I wasn’t watching the screen but I heard a name announced that was almost familiar and I started paying attention. Some was being interviewed for an expert opinion on something.
It was the psychologist who Mottsu has consulted in the weeks before he died.
I haven’t met the psychologist. In the aftermath of Mottsu’s death the psychologist rang me to offer condolences and express his regret. I know he was interviewed by the police, a matter of course, as part of the Coroners inquest. I know he talked about Cognitive Behaviour Therapy with Mottsu. I know Mottsu found his advice helpful, although ultimately not helpful enough.
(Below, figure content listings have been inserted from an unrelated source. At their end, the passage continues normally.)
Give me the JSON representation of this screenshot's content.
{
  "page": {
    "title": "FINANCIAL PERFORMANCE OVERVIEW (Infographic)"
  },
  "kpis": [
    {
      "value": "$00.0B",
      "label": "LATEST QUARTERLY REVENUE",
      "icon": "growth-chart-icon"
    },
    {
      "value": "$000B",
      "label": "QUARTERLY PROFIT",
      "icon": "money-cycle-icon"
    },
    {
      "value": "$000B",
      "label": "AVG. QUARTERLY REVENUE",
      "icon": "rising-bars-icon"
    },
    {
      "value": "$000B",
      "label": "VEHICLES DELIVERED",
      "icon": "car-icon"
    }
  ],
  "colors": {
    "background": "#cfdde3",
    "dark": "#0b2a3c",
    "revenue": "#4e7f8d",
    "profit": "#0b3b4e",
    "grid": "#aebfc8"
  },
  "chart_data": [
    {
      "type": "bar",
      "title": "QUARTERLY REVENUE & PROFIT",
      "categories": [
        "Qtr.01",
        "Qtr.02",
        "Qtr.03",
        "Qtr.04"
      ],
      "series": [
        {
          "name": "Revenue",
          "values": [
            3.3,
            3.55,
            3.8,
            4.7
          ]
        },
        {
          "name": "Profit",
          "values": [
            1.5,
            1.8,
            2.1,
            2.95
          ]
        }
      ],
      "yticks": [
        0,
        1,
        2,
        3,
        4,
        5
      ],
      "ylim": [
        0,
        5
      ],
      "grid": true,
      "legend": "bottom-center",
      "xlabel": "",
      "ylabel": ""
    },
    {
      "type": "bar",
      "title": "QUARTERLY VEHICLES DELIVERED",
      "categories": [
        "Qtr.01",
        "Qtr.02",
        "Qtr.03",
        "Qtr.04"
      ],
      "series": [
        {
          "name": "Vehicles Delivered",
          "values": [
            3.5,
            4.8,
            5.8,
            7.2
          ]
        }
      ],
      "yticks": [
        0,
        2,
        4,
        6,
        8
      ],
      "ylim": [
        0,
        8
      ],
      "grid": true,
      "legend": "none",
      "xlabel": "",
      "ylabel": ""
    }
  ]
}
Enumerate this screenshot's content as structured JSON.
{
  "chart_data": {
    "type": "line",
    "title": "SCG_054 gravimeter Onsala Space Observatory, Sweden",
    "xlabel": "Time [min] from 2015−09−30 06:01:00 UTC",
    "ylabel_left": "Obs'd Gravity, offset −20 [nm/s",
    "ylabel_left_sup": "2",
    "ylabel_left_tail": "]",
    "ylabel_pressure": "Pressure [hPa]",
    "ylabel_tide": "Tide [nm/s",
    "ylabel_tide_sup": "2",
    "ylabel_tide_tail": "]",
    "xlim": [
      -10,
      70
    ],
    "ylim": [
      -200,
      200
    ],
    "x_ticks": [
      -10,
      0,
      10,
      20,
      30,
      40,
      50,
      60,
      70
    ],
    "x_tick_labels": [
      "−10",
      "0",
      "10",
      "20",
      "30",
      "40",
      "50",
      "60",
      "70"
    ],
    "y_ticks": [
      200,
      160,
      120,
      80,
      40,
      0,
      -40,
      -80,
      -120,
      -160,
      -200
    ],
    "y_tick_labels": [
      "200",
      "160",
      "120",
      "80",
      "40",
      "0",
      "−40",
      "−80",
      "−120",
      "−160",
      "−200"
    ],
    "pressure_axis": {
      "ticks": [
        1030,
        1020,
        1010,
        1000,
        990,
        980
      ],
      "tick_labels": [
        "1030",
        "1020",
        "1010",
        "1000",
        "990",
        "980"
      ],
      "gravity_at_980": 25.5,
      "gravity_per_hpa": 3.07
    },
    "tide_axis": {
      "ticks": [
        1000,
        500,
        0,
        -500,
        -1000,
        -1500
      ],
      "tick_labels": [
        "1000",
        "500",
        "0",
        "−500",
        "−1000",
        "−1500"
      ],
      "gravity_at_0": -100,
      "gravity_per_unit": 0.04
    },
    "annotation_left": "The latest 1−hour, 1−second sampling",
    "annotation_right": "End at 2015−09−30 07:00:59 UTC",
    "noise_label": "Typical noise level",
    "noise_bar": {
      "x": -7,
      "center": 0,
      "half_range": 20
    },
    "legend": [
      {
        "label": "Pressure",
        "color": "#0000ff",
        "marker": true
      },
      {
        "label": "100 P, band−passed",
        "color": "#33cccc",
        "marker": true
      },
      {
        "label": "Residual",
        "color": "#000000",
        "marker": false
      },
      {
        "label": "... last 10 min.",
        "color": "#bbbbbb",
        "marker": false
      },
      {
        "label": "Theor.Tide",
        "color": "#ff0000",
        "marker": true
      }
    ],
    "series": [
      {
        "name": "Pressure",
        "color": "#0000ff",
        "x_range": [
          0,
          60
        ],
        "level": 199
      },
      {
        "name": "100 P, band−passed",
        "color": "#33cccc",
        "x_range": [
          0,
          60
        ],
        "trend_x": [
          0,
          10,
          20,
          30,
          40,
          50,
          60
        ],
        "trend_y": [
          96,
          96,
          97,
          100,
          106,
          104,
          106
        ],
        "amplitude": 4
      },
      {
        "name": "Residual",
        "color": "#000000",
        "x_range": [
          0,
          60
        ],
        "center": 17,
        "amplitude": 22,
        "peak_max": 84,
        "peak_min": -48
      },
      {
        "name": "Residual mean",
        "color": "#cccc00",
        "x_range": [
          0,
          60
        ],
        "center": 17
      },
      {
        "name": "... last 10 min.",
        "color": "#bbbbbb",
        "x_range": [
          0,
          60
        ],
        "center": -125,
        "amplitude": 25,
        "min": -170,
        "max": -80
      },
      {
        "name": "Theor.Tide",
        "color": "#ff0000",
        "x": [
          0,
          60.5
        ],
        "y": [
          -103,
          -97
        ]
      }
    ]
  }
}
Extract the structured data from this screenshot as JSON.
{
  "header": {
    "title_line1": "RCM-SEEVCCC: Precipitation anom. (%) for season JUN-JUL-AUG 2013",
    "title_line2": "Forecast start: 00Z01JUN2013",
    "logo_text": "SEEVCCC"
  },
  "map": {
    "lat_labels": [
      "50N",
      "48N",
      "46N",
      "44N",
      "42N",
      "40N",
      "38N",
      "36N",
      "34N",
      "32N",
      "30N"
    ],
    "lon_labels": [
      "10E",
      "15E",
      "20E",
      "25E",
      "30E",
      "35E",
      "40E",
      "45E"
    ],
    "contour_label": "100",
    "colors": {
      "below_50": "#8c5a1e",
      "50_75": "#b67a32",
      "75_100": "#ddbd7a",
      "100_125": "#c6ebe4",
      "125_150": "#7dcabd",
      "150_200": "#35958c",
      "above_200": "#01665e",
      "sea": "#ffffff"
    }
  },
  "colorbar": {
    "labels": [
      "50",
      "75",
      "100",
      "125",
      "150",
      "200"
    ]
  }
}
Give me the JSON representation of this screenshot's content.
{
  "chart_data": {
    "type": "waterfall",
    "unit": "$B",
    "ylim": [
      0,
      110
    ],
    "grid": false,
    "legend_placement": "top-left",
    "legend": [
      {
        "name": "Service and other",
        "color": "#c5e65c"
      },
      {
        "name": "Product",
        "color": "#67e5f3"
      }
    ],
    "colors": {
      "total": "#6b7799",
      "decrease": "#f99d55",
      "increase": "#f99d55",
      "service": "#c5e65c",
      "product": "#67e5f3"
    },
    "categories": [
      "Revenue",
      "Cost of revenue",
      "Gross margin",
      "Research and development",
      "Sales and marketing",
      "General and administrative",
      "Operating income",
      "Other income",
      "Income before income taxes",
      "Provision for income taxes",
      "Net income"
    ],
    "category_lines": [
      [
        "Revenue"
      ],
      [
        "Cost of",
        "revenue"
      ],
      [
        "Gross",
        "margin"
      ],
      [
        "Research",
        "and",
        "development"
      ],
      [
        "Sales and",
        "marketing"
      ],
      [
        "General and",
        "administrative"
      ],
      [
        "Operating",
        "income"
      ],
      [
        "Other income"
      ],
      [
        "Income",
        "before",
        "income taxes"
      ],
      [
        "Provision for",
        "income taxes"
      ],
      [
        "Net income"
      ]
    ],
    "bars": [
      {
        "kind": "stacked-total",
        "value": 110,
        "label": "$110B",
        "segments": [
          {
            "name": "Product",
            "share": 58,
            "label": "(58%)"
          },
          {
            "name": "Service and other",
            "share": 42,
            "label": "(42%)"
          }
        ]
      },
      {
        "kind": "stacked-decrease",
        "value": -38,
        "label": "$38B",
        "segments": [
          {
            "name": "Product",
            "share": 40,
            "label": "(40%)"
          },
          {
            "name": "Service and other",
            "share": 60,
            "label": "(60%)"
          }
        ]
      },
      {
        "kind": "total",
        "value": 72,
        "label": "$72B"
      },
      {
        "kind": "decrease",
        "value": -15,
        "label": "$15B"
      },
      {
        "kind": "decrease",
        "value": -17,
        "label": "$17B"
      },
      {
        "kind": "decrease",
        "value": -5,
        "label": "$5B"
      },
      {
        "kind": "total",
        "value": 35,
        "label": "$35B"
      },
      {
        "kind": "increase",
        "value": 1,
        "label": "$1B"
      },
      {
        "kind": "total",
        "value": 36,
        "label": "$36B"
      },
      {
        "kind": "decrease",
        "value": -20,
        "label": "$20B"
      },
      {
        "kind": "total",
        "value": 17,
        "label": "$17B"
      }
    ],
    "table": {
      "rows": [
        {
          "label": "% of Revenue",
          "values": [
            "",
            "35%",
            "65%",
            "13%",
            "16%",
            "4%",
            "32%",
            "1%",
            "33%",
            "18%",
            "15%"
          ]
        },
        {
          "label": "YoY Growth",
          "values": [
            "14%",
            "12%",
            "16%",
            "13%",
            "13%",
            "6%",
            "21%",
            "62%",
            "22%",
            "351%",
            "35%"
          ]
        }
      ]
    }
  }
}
I was glad Mottsu sought support as his well being deteriorated and I wondered about a cognitive approach for someone so ensnared in their emotions. I still worry that the therapeutic goal was to make him different, in some way less than who he was. I remember Mottsu feeling he had to be more spontaneous, to me seemed a goal that mocked and taunted his depressed state. I know he struggled with spontaneity and how he should achieve that ironic and impossible goal.
Anyway I saw his psychologist on TV and struggled to know what to feel – how do I feel about that person from the past? I waited a couple of days for my reaction but there is almost none – not resentment or acrimony but I do notice a little cynicism welling up. I am content that the past is becoming the past, and somewhere I can’t influence.